Copepods are secondary producers, gobbling algae gathered by their front three pairs of legs, and turning this into the more complex building blocks needed for larger marine life. They feed at night, avoiding their natural predators of krill, fish and baleen whales. During the day they can tail-flick as much as 500 metres down out of sight: a journey equivalent to you or I travelling from John O’Groats to Lands End on a daily basis, a 1,400 mile round trip.
But copepods are sensitive creatures. They are susceptible to changes in the marine ecosystem. Increased levels of carbon dioxide are being absorbed by the oceans, making them more acid. Do you remember this experiment when you were at school? You had to blow through a straw, bubbling a beaker of water containing a pH (acid level) indicator. As your exhaled carbon dioxide dissolved, the water acidified and reddened. This is happening in our seas and nowhere faster than in the Arctic Ocean.

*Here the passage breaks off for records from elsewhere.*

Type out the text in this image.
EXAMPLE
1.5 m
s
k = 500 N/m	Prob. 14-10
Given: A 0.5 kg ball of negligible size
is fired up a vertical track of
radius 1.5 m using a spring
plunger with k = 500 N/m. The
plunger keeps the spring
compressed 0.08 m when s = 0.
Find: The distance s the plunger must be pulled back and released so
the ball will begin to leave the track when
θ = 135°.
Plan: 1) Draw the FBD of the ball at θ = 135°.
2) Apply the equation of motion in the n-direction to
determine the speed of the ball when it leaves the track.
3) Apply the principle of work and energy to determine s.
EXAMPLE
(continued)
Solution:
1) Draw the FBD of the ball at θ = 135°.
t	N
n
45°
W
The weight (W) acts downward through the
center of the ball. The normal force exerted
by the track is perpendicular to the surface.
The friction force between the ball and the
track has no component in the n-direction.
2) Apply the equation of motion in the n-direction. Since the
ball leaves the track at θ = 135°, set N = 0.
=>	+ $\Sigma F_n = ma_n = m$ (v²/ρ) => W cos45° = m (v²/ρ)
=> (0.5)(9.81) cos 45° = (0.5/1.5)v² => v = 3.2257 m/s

Ceri’s work over the next three and a bit weeks is to see how copepods respond to increased acid levels in the ocean. The results can help us to understand whether fish and chips may be the caviar of the 21st Century.
When you think of Arctic wildlife, threatened ecosystems and climate change, you think of polar bears. At least I did. They look better on a poster or in a documentary, but copepods are the stars of this show and changes in their numbers could have drastic knock-on effects on the health of the marine ecosystem.